The RFU says it will ensure ‘fair and balanced outcomes’ for the game and communicate these by the middle of April.
Thankfully for Launceston, Bude and Camelford, all three are outside of the promotion or relegation spots, meaning once the 2020/21 season eventually gets underway, they are likely to remain in the same divisions.
South West Premier side Launceston, better known as the Cornish All Blacks, were third bottom in the standings in their first season back at Step Five, five points above second bottom Newbury Blues and having played a game less.
But with just two teams set to be relegated anyway, they will expect to be given a chance to build on a sterling 2020 so far which has seen them lose just twice since Christmas.
Player/coach Ryan Westren said: “I think everyone is starting to realise the magnitude of what’s going on. Whether you’re at the top, middle or the bottom of the league, there’s no-way it could have continued and in the grand scheme of things it’s not important. But that being said, a lot has been put into the season by players, coaches, supporters and volunteers.
“But we need to follow the right steps to nip this in the bud, so if that means sport goes on the backburner for a while, it’s 100% the right decision.
“We’ve got to stick to the rules we’ve been given and the more we do now the quicker normality can resume and we can get back to playing some rugby.”
Westren’s fellow joint head coach, Ian Goldsmith told the club website: “The 2019/20 season is now over, albeit incomplete. It seems very final and very speedy, however it does provide clarity to clubs that there will be no more games.
“On a totally selfish point of view, it is highly frustrating as we had five games left, three of which were in front of the passionate Polson Bridge crowd and we’d have fancied our chances of being successful. I’m sure we’re all aware that clubs in the mid and lower tiers thrive on having prestige home games, as it helps sustain their upkeep and provides a welcome relief to the local community from daily employment.
“The other aspect that is sometimes overlooked is how the senior teams, performing successfully, act as inspiration for the mini and junior sections of a club and are key to a successful future.”
Bude overcame a poor second quarter to the season to end up in fourth in the Tribute Cornwall/Devon League, and player/coach Angus Hodges has no arguments with the decision.
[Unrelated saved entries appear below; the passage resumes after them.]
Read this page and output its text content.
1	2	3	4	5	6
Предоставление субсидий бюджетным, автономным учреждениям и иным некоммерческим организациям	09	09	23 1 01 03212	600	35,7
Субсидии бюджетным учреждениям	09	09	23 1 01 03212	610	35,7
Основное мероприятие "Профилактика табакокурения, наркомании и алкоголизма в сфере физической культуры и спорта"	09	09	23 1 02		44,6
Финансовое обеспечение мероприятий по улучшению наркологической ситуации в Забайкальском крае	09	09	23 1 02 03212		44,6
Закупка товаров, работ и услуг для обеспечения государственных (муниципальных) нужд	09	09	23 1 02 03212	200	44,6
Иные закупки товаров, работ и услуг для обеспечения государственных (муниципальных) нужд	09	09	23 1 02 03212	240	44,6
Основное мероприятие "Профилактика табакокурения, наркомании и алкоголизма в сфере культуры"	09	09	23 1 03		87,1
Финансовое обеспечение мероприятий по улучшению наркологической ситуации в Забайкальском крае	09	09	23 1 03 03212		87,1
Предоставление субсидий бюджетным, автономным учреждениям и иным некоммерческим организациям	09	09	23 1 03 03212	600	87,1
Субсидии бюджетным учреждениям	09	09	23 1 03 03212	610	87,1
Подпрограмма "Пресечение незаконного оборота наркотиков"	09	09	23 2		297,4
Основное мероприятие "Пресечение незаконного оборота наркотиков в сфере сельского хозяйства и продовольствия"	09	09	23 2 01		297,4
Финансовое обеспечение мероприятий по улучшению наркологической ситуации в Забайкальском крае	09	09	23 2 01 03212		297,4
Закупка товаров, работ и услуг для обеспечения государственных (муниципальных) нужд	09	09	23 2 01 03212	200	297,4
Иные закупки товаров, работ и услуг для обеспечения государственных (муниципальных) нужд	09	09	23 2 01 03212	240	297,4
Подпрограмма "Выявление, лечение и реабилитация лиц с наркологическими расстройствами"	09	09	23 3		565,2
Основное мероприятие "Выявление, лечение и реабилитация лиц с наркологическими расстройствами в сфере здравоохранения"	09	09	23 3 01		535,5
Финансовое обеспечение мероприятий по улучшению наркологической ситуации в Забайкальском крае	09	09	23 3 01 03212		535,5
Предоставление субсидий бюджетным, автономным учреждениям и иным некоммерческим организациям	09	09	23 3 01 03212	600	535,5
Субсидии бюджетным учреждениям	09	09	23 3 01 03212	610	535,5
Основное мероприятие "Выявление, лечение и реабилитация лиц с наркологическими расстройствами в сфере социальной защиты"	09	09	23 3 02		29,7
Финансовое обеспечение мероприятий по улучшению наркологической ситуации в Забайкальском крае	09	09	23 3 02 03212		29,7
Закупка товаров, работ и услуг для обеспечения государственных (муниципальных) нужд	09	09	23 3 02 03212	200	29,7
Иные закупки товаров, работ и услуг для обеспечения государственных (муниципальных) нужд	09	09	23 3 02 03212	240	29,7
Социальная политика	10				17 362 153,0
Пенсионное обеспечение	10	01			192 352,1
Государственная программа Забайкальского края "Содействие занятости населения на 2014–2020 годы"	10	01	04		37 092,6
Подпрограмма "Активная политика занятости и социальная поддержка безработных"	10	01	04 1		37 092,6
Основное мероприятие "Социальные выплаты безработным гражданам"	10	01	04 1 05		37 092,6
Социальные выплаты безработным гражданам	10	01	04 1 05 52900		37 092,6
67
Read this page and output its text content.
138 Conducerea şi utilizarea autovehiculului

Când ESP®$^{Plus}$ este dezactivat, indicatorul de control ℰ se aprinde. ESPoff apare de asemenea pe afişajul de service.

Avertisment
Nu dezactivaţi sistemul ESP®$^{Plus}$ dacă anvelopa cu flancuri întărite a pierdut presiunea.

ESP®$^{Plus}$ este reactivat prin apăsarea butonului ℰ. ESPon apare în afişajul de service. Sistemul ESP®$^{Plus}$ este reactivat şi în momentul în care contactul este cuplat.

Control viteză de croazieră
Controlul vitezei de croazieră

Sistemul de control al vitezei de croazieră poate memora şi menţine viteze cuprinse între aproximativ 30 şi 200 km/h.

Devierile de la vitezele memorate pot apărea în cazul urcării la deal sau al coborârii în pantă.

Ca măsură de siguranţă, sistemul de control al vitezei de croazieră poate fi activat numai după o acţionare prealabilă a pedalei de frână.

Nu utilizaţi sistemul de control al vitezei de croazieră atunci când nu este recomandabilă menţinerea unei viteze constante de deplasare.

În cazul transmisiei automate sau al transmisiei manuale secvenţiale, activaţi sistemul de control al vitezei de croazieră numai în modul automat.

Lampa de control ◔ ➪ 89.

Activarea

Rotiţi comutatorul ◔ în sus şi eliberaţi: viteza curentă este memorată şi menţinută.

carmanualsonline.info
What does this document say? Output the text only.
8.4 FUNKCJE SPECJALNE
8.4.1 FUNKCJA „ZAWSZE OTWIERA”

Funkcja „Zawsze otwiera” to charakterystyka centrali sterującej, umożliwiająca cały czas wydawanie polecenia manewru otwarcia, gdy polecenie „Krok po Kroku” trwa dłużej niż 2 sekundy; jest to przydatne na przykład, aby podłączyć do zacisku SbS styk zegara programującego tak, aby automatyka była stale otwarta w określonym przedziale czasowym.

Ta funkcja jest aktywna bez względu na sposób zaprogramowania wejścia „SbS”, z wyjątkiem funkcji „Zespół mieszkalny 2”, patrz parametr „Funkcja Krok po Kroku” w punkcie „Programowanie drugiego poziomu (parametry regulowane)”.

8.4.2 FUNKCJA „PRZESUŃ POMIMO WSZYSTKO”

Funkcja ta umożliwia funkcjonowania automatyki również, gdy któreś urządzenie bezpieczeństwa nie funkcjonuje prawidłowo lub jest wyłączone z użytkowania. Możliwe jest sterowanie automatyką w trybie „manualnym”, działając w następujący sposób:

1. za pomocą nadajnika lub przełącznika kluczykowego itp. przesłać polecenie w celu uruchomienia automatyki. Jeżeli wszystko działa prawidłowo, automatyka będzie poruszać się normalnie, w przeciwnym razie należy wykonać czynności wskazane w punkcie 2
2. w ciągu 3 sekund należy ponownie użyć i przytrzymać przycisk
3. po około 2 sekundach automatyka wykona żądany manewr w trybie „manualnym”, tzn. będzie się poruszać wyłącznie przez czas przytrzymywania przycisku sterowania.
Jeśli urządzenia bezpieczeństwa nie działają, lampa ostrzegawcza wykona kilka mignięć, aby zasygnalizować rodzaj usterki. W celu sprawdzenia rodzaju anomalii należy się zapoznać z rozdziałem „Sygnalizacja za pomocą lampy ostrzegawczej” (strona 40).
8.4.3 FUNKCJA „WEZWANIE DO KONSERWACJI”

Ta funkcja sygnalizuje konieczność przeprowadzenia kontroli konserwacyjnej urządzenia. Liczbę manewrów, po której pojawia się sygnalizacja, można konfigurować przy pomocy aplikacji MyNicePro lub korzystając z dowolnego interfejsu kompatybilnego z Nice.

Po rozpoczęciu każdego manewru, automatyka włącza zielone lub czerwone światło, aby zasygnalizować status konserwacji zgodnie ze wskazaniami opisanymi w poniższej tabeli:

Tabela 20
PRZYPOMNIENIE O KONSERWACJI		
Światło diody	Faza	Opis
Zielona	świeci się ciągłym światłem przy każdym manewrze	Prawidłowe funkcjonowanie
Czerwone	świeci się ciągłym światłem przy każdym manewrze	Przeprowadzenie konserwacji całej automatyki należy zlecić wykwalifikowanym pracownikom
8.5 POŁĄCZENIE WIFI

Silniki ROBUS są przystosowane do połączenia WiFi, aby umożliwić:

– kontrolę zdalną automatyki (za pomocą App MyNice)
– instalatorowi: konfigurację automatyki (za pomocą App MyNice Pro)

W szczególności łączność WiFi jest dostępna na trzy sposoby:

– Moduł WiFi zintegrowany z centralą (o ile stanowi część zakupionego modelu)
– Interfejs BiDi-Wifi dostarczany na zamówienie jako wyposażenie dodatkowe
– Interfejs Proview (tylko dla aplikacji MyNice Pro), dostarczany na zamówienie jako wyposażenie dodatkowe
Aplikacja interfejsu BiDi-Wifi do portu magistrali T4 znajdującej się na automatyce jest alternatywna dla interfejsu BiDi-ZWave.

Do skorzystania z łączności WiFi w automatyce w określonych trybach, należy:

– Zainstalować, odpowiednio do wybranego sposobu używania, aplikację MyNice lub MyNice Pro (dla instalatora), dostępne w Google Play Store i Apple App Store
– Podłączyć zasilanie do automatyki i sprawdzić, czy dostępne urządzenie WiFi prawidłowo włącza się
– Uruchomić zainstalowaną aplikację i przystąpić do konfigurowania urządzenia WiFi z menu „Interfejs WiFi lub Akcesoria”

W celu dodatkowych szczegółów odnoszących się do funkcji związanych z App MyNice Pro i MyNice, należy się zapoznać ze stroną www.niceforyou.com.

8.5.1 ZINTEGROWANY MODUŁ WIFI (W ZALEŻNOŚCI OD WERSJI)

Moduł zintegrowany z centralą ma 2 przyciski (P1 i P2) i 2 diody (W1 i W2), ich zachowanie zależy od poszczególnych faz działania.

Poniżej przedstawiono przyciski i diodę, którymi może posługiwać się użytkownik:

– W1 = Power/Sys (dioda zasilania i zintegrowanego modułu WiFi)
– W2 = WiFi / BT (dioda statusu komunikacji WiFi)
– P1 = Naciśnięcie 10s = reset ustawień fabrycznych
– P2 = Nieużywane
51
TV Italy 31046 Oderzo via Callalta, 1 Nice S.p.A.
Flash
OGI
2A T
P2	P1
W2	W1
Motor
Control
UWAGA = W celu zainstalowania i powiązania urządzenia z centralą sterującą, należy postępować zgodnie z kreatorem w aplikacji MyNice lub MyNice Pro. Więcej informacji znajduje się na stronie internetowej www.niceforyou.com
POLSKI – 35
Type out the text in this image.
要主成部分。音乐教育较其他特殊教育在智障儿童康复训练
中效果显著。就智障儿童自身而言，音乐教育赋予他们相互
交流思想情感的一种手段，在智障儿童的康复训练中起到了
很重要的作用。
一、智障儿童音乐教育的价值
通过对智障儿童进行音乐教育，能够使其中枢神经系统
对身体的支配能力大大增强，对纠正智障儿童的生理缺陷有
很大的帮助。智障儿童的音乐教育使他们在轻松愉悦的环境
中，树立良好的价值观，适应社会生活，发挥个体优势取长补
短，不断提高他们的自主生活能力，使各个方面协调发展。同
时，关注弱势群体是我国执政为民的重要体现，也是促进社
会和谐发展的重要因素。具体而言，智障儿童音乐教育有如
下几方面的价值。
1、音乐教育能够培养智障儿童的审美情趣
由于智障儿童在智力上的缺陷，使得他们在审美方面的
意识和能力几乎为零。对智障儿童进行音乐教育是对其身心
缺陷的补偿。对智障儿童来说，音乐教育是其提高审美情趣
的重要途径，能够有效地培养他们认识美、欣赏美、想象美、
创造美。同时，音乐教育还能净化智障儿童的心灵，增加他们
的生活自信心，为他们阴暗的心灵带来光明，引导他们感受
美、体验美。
He said: “Being in the position I am as head coach and a gym owner, we’ve had to adapt quickly with what’s going on, and I think the RFU have done exactly what’s expected of them. Unfortunately it’s a very serious situation and they’ve treated it so, so I think if they’d done anything else then it’d have been reckless and irresponsible.
“As heartbreaking as it is from the club’s point of view with the cancellation of games for the minis and juniors, ladies and men’s teams plus all the events we’ve had to cancel, sport and social events were one of the first things to get limited and to begin with it felt quite extreme. But as things have developed it makes you thankful that those measures were put in place.
“On the pitch we were taking steps forward in the league and putting pressure on the top three which would have been the perfect place for us to finish for the second year in a row, but it wasn’t to be.
“The seconds have also really improved with what is a very young side and the level of training has really got better. The club is in a good place to build over the next few years.”
Camelford struggled throughout the season in both Cornwall Two and the Kernow League (Group Four), but continue to plug away.
Chairman Martyn Baker said: “For us the effects have been somewhat minimal. With the club sat at the bottom of the Kernow League with two games left there, was no chance of making any final game. So the effects on that are considered not important and welcomed by a few injured players who needed to rest up niggling injuries.
“Unfortunately though we were due to play in our first ever cup final in 11 years, on April 18 against Redruth Albany in the Cornwall Clubs Cup Bowl. We’re still awaiting information as to whether this game is to be played after the restrictions are lifted or whether it is now null and void. This is of course a blow to the players who were looking forward to competing for their first ever piece of silverware.
“We’ll now wait on proceedings before announcing the start date for pre-season training and a possible endeavour into a few rugby league games to aid with fitness.
“I would like to thank every player who has put on the Camelford shirt during this season.”